To achieve the goal of evenly distributing the traffic between the highest and lowest loaded brokers, the shedding strategy will try to make the message rate of two brokers the same, which is (1000+500)/2=750. The shedding strategy will unload 250 message rate from the highest loaded broker to the lowest loaded broker. After the shedding strategy is completed, the message rate of two brokers will be same, which is 750.

AvgShedder handle load jitter with multiple hits algorithm, which means that the threshold is triggered multiple times before the bundle unload is finally triggered. For example, when the difference between a pair of brokers exceeds the threshold three times, load balancing is triggered.
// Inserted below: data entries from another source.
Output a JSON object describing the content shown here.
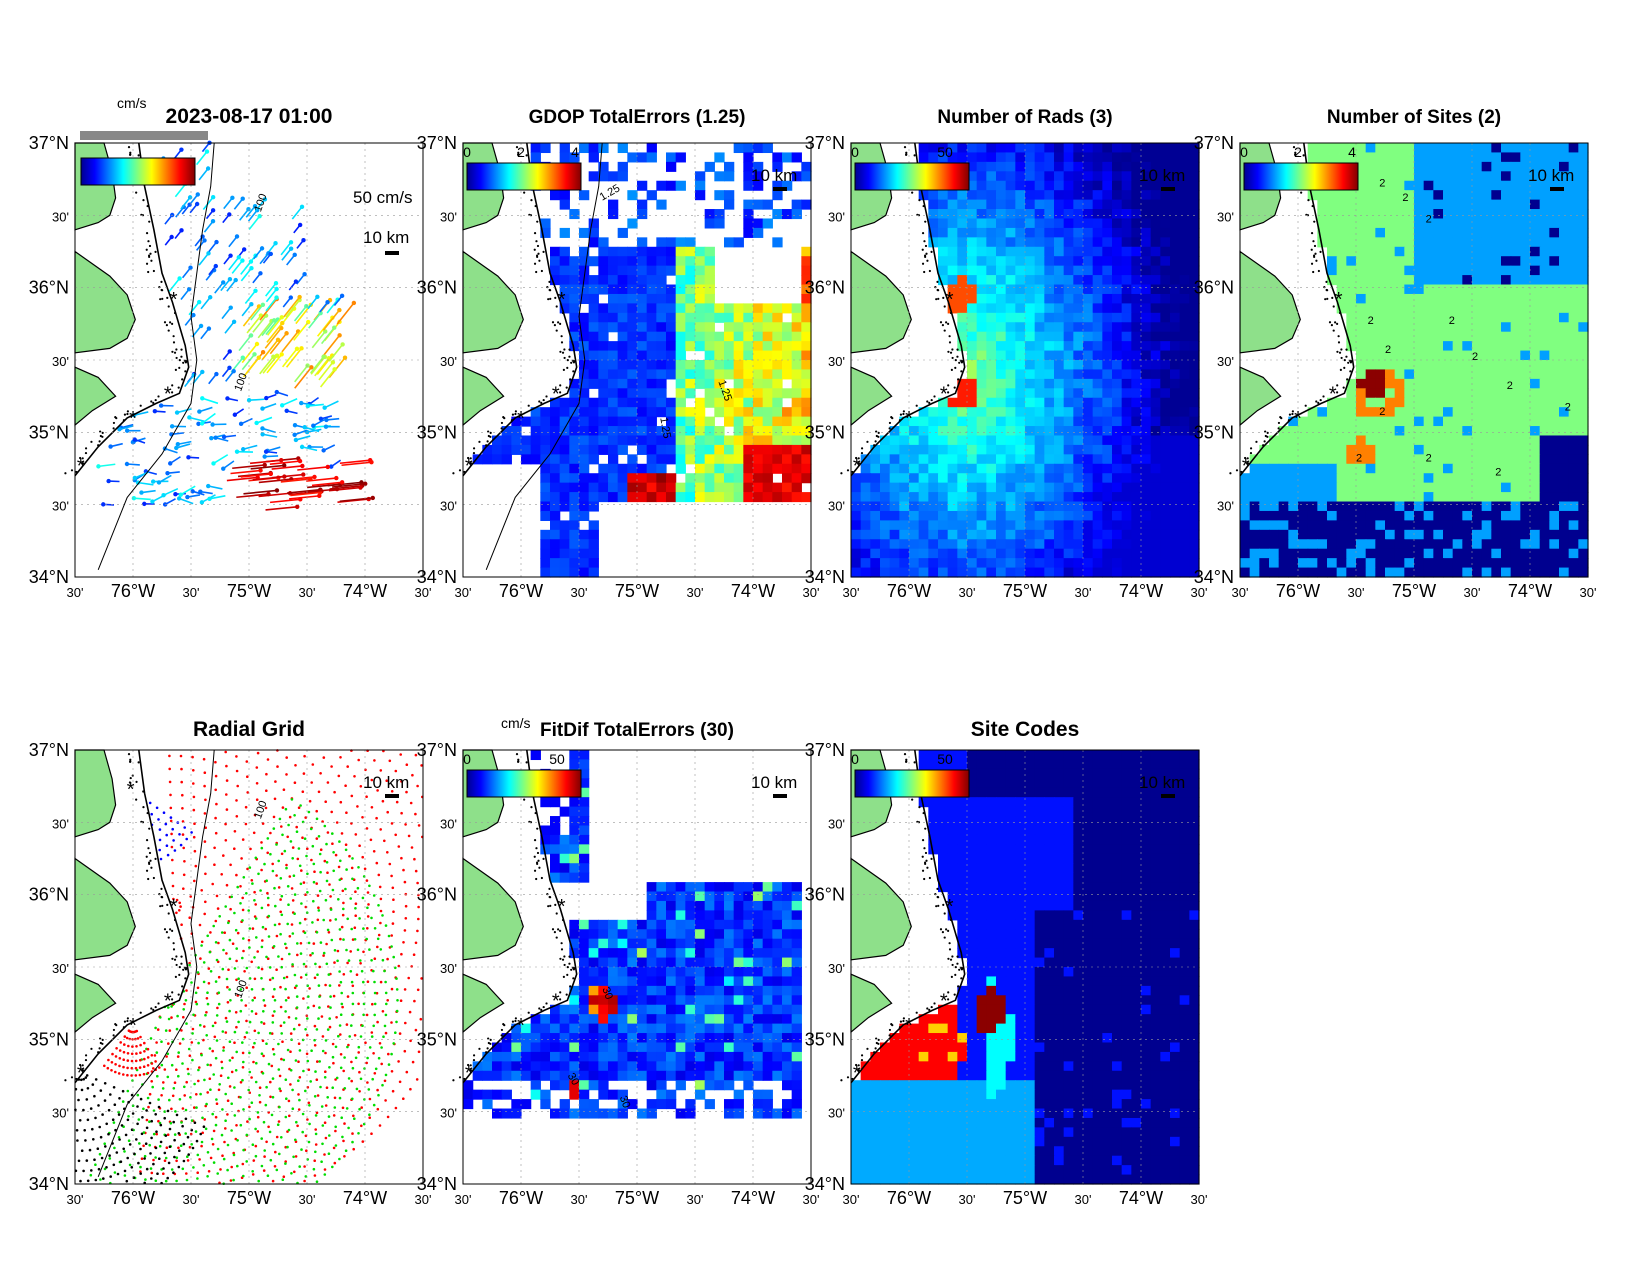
{
  "figure": {
    "timestamp": "2023-08-17 01:00"
  },
  "axes": {
    "lat_labels": [
      "37°N",
      "30'",
      "36°N",
      "30'",
      "35°N",
      "30'",
      "34°N"
    ],
    "lon_labels": [
      "30'",
      "76°W",
      "30'",
      "75°W",
      "30'",
      "74°W",
      "30'"
    ],
    "lon_range": [
      -76.5,
      -73.5
    ],
    "lat_range": [
      34,
      37
    ]
  },
  "colors": {
    "land": "#8ee08a",
    "jet_scale": [
      "#00008f",
      "#0000ff",
      "#0080ff",
      "#00ffff",
      "#80ff80",
      "#ffff00",
      "#ff8000",
      "#ff0000",
      "#800000"
    ],
    "site_marker": "#ff0000"
  },
  "panels": [
    {
      "id": "total-vectors",
      "title": "2023-08-17 01:00",
      "unit_label": "cm/s",
      "colorbar_ticks": [],
      "scale_text": "50 cm/s",
      "km_text": "10 km",
      "contour_labels": [
        "100",
        "100"
      ]
    },
    {
      "id": "gdop",
      "title": "GDOP TotalErrors (1.25)",
      "unit_label": "",
      "colorbar_ticks": [
        "0",
        "2",
        "4"
      ],
      "km_text": "10 km",
      "contour_labels": [
        "1.25",
        "1.25",
        "1.25"
      ]
    },
    {
      "id": "num-rads",
      "title": "Number of Rads (3)",
      "unit_label": "",
      "colorbar_ticks": [
        "0",
        "50"
      ],
      "km_text": "10 km",
      "contour_labels": []
    },
    {
      "id": "num-sites",
      "title": "Number of Sites (2)",
      "unit_label": "",
      "colorbar_ticks": [
        "0",
        "2",
        "4"
      ],
      "km_text": "10 km",
      "contour_labels": [
        "2",
        "2",
        "2",
        "2",
        "2",
        "2",
        "2",
        "2",
        "2",
        "2",
        "2",
        "2",
        "2"
      ]
    },
    {
      "id": "radial-grid",
      "title": "Radial Grid",
      "unit_label": "",
      "colorbar_ticks": [],
      "km_text": "10 km",
      "contour_labels": [
        "100",
        "100"
      ]
    },
    {
      "id": "fitdif",
      "title": "FitDif TotalErrors (30)",
      "unit_label": "cm/s",
      "colorbar_ticks": [
        "0",
        "50"
      ],
      "km_text": "10 km",
      "contour_labels": [
        "30",
        "30",
        "30"
      ]
    },
    {
      "id": "site-codes",
      "title": "Site Codes",
      "unit_label": "",
      "colorbar_ticks": [
        "0",
        "50"
      ],
      "km_text": "10 km",
      "contour_labels": []
    }
  ],
  "sites": [
    {
      "lon": -76.02,
      "lat": 36.73
    },
    {
      "lon": -75.65,
      "lat": 35.92
    },
    {
      "lon": -75.7,
      "lat": 35.27
    },
    {
      "lon": -76.0,
      "lat": 35.1
    },
    {
      "lon": -76.45,
      "lat": 34.77
    }
  ]
}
In situations of cluster rolling restart or expansion, there is often a significant load difference between different brokers, and we hope to complete load balancing more quickly.

Therefore, we introduce two thresholds:

  • loadBalancerAvgShedderLowThreshold, default value is 15
  • loadBalancerAvgShedderHighThreshold, default value is 40

Two thresholds correspond to two continuous hit count requirements:

  • loadBalancerAvgShedderHitCountLowThreshold, default value is 8
  • loadBalancerAvgShedderHitCountHighThreshold, default value of 2

When the difference in scores between two paired brokers exceeds the loadBalancerAvgShedderLowThreshold by loadBalancerAvgShedderHitCountLowThreshold times, or exceeds the loadBalancerAvgShedderHighThreshold by loadBalancerAvgShedderHitCountHighThreshold times, a bundle unload is triggered. For example, with the default value, if the score difference exceeds 15, it needs to be triggered 8 times continuously, and if the score difference exceeds 40, it needs to be triggered 2 times continuously.

The larger the load difference between brokers, the smaller the number of times it takes to trigger bundle unloads, which can adapt to scenarios such as cluster rolling restart or expansion.

For implementation details, see PIP-364: Introduce a new load balance algorithm AvgShedder.